Comment 1 Richard W.M. Jones 2023-02-08 09:47:18 UTC
The issue here is that the watchdog software inside the guest and
the watchdog emulation done by qemu is not expecting a watchdog
that fires and then resumes the guest.  Real watchdog hardware
would never behave like this - it's always expected that if the
watchdog fires, the machine is reset, reboots, and watchdog initialization
is done over again.

An effect of this is that after the watchdog has fired once, it
will never fire again (making the watchdog ineffective until
a human intervenes and reboots the machine).

This would be, of course, a considerable change in the behaviour
of action=dump, but I think we have to accept that we got this
wrong initially.

I think we just need to change this code so instead of starting
up the vCPUs, it kills the domain:

https://gitlab.com/libvirt/libvirt/-/blob/5155ab4b2a704285505dfea6ffee8b980fdaa29e/src/qemu/qemu_driver.c#L3459

Comment 2 Michal Privoznik 2023-02-08 14:16:00 UTC
It has been like this for ages. Does this mean that it never worked properly or something else changed?

Comment 3 Martin Kletzander 2023-02-08 15:49:57 UTC
So whatever happens after the dump is not described anywhere. Anyone might expect the domain to get reset, destroyed, paused etc.  The way this works has not changed since its inception in commit e19cdbfcf16dfec7308f8926b1660533c10bcc7d.

Since this is not a qemu specificality, the dump is translated to pause by libvirt, we could theoretically add other actions, for example "dump+reset", "dump+pause", "dump+destroy", but I would rather not change the default, although we could document the current (maybe soon to be legacy) behaviour.

We could use this BZ for documenting the behaviour of the option as it is now and if the other ones are wanted we can get another BZ for those.  Would that be fine with you?

Comment 4 Richard W.M. Jones 2023-02-08 17:18:59 UTC
Adding Hu Tao who was the original author of this commit:

https://gitlab.com/libvirt/libvirt/-/commit/e19cdbfcf16dfec7308f8926b1660533c10bcc7d

Comment 5 Richard W.M. Jones 2023-02-08 17:21:34 UTC
(In reply to Michal Privoznik from comment #2)
> It has been like this for ages.

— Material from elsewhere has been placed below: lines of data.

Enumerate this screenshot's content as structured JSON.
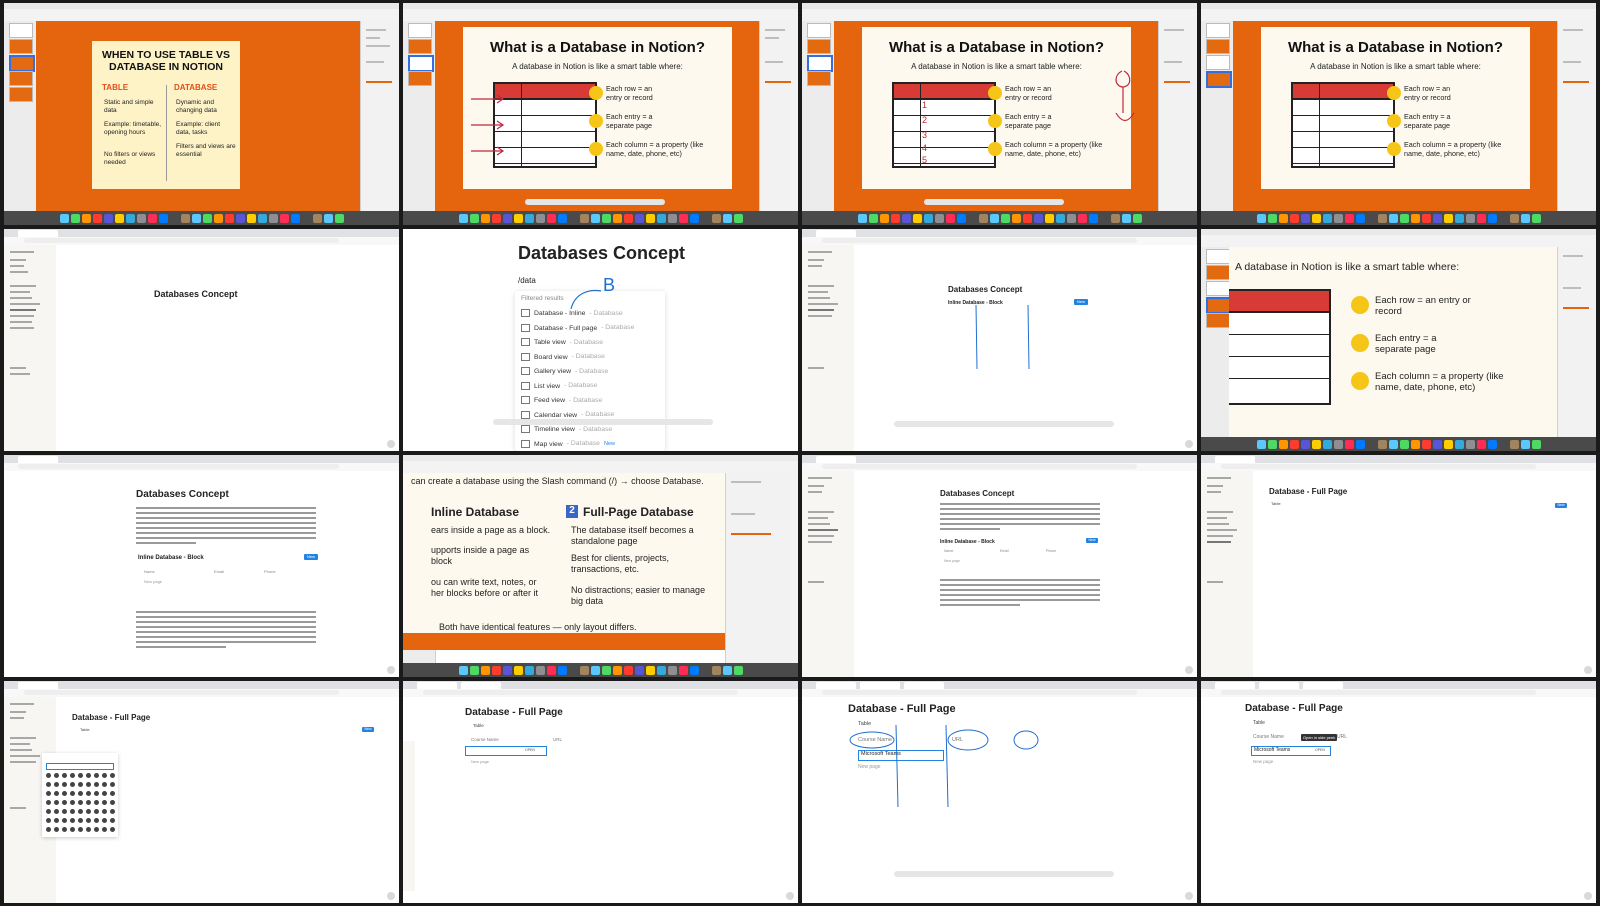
{
  "colors": {
    "slide_orange": "#e5650f",
    "table_header_red": "#d83b36",
    "bullet_yellow": "#f5c518",
    "cream_card": "#fdf3c7",
    "table_title_red": "#e0501a",
    "annotation_blue": "#1f6fd1",
    "annotation_red": "#c0283a",
    "notion_blue_button": "#2383e2"
  },
  "slide_when": {
    "title": "WHEN TO USE TABLE VS DATABASE IN NOTION",
    "table_heading": "TABLE",
    "database_heading": "DATABASE",
    "table_points": [
      "Static and simple data",
      "Example: timetable, opening hours",
      "No filters or views needed"
    ],
    "database_points": [
      "Dynamic and changing data",
      "Example: client data, tasks",
      "Filters and views are essential"
    ]
  },
  "slide_what": {
    "title": "What is a Database in Notion?",
    "subtitle": "A database in Notion is like a smart table where:",
    "bullets": [
      {
        "icon": "list-icon",
        "text": "Each row = an entry or record"
      },
      {
        "icon": "page-icon",
        "text": "Each entry = a separate page"
      },
      {
        "icon": "columns-icon",
        "text": "Each column = a property (like name, date, phone, etc)"
      }
    ],
    "annotation_numbers": [
      "1",
      "2",
      "3",
      "4",
      "5"
    ]
  },
  "notion": {
    "page_title": "Databases Concept",
    "slash_command": "/data",
    "filtered_results": "Filtered results",
    "menu_items": [
      {
        "label": "Database - Inline",
        "type": "Database"
      },
      {
        "label": "Database - Full page",
        "type": "Database"
      },
      {
        "label": "Table view",
        "type": "Database"
      },
      {
        "label": "Board view",
        "type": "Database"
      },
      {
        "label": "Gallery view",
        "type": "Database"
      },
      {
        "label": "List view",
        "type": "Database"
      },
      {
        "label": "Feed view",
        "type": "Database"
      },
      {
        "label": "Calendar view",
        "type": "Database"
      },
      {
        "label": "Timeline view",
        "type": "Database"
      },
      {
        "label": "Map view",
        "type": "Database",
        "badge": "New"
      }
    ],
    "annotation_letter": "B",
    "inline_block_title": "Inline Database - Block",
    "new_button": "New",
    "col_name": "Name",
    "col_email": "Email",
    "col_phone": "Phone",
    "new_page": "New page",
    "full_page_title": "Database - Full Page",
    "table_tab": "Table",
    "course_name": "Course Name",
    "url_col": "URL",
    "row_value": "Microsoft Teams",
    "open_label": "OPEN",
    "tooltip": "Open in side peek"
  },
  "slide_create": {
    "intro": "can create a database using the Slash command (/) → choose Database.",
    "left_heading": "Inline Database",
    "left_points": [
      "ears inside a page as a block.",
      "upports inside a page as block",
      "ou can write text, notes, or her blocks before or after it"
    ],
    "right_num": "2",
    "right_heading": "Full-Page Database",
    "right_points": [
      "The database itself becomes a standalone page",
      "Best for clients, projects, transactions, etc.",
      "No distractions; easier to manage big data"
    ],
    "footer": "Both have identical features — only layout differs."
  }
}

Does this mean that it never worked properly
> or something else changed?

I mean, it works to some extent, it just screws up the watchdog
state after the first time it fires.

(In reply to Martin Kletzander from comment #3)
> Since this is not a qemu specificality, the dump is translated to pause by
> libvirt, we could theoretically add other actions, for example "dump+reset",
> "dump+pause", "dump+destroy", but I would rather not change the default,
> although we could document the current (maybe soon to be legacy) behaviour.
> 
> We could use this BZ for documenting the behaviour of the option as it is
> now and if the other ones are wanted we can get another BZ for those.  Would
> that be fine with you?

dump+pause isn't really a good idea, but I guess so.  I wonder if Hu Tao will
have an opinion about this.  Maybe Fujitsu depend on a particular behaviour.

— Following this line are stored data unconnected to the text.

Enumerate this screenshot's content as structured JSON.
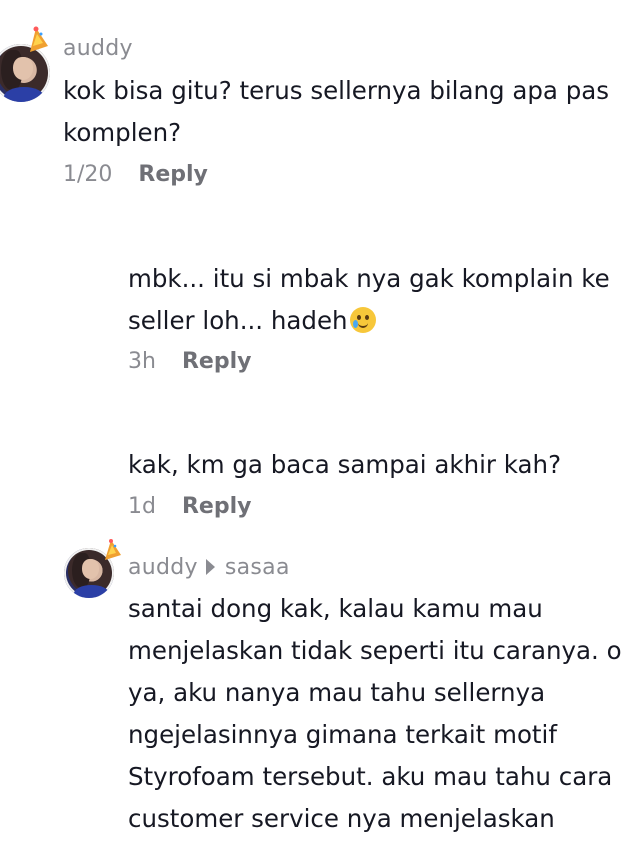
{
  "comments": [
    {
      "username": "auddy",
      "text_lines": [
        "kok bisa gitu? terus sellernya bilang apa pas",
        "komplen?"
      ],
      "time": "1/20",
      "reply_label": "Reply"
    },
    {
      "text_lines": [
        "mbk... itu si mbak nya gak komplain ke",
        "seller loh... hadeh"
      ],
      "time": "3h",
      "reply_label": "Reply"
    },
    {
      "text_lines": [
        "kak, km ga baca sampai akhir kah?"
      ],
      "time": "1d",
      "reply_label": "Reply"
    },
    {
      "username": "auddy",
      "reply_to": "sasaa",
      "text_lines": [
        "santai dong kak, kalau kamu mau",
        "menjelaskan tidak seperti itu caranya. o",
        "ya, aku nanya mau tahu sellernya",
        "ngejelasinnya gimana terkait motif",
        "Styrofoam tersebut. aku mau tahu cara",
        "customer service nya menjelaskan"
      ]
    }
  ],
  "colors": {
    "text": "#161823",
    "secondary": "#8a8b91",
    "reply": "#6f7076"
  },
  "icons": {
    "party_hat": "party-hat-icon",
    "reply_arrow": "play-arrow-icon",
    "emoji": "tear-smile-emoji"
  }
}
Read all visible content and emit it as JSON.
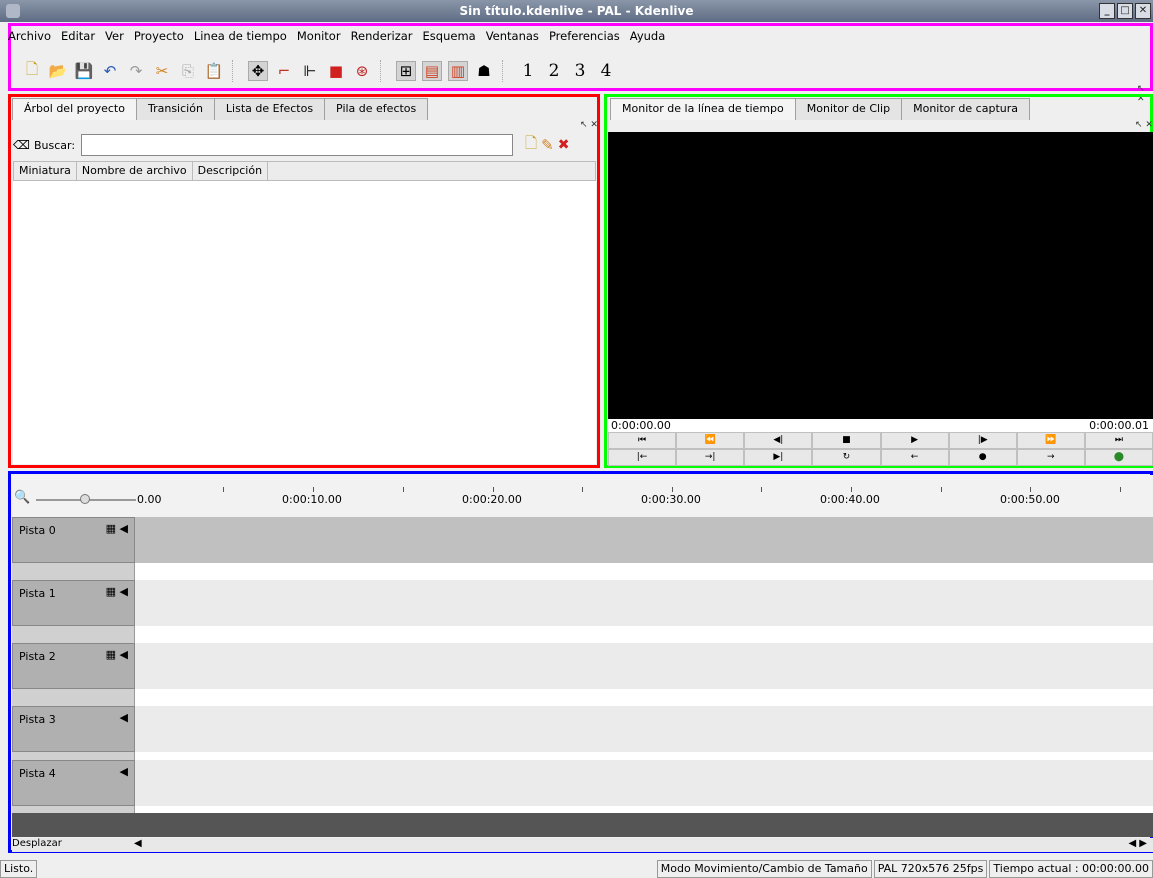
{
  "window": {
    "title": "Sin título.kdenlive - PAL - Kdenlive",
    "buttons": [
      "minimize-icon",
      "maximize-icon",
      "close-icon"
    ]
  },
  "menubar": [
    "Archivo",
    "Editar",
    "Ver",
    "Proyecto",
    "Linea de tiempo",
    "Monitor",
    "Renderizar",
    "Esquema",
    "Ventanas",
    "Preferencias",
    "Ayuda"
  ],
  "toolbar": {
    "layouts": [
      "1",
      "2",
      "3",
      "4"
    ]
  },
  "project_panel": {
    "tabs": [
      "Árbol del proyecto",
      "Transición",
      "Lista de Efectos",
      "Pila de efectos"
    ],
    "search_label": "Buscar:",
    "search_value": "",
    "columns": [
      "Miniatura",
      "Nombre de archivo",
      "Descripción"
    ]
  },
  "monitor_panel": {
    "tabs": [
      "Monitor de la línea de tiempo",
      "Monitor de Clip",
      "Monitor de captura"
    ],
    "time_start": "0:00:00.00",
    "time_end": "0:00:00.01"
  },
  "timeline": {
    "scale_labels": [
      "0.00",
      "0:00:10.00",
      "0:00:20.00",
      "0:00:30.00",
      "0:00:40.00",
      "0:00:50.00"
    ],
    "tracks": [
      "Pista 0",
      "Pista 1",
      "Pista 2",
      "Pista 3",
      "Pista 4"
    ],
    "scroll_label": "Desplazar"
  },
  "status": {
    "message": "Listo.",
    "mode": "Modo Movimiento/Cambio de Tamaño",
    "format": "PAL 720x576 25fps",
    "current_time": "Tiempo actual : 00:00:00.00"
  },
  "colors": {
    "frame_menu": "#ff00ff",
    "frame_project": "#ff0000",
    "frame_monitor": "#00ff00",
    "frame_timeline": "#0000ff"
  }
}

Comment 6 yalzhang@redhat.com 2023-02-09 05:12:52 UTC
(In reply to Martin Kletzander from comment #3)
> So whatever happens after the dump is not described anywhere. Anyone might
> expect the domain to get reset, destroyed, paused etc.  The way this works
> has not changed since its inception in commit
> e19cdbfcf16dfec7308f8926b1660533c10bcc7d.
> 
> Since this is not a qemu specificality, the dump is translated to pause by
> libvirt, we could theoretically add other actions, for example "dump+reset",
> "dump+pause", "dump+destroy", but I would rather not change the default,
> although we could document the current (maybe soon to be legacy) behaviour.
> 
> We could use this BZ for documenting the behaviour of the option as it is
> now and if the other ones are wanted we can get another BZ for those.  Would
> that be fine with you?

It's fine for me. I'm expecting more input and discussion and finally we can get a solution fine with everyone.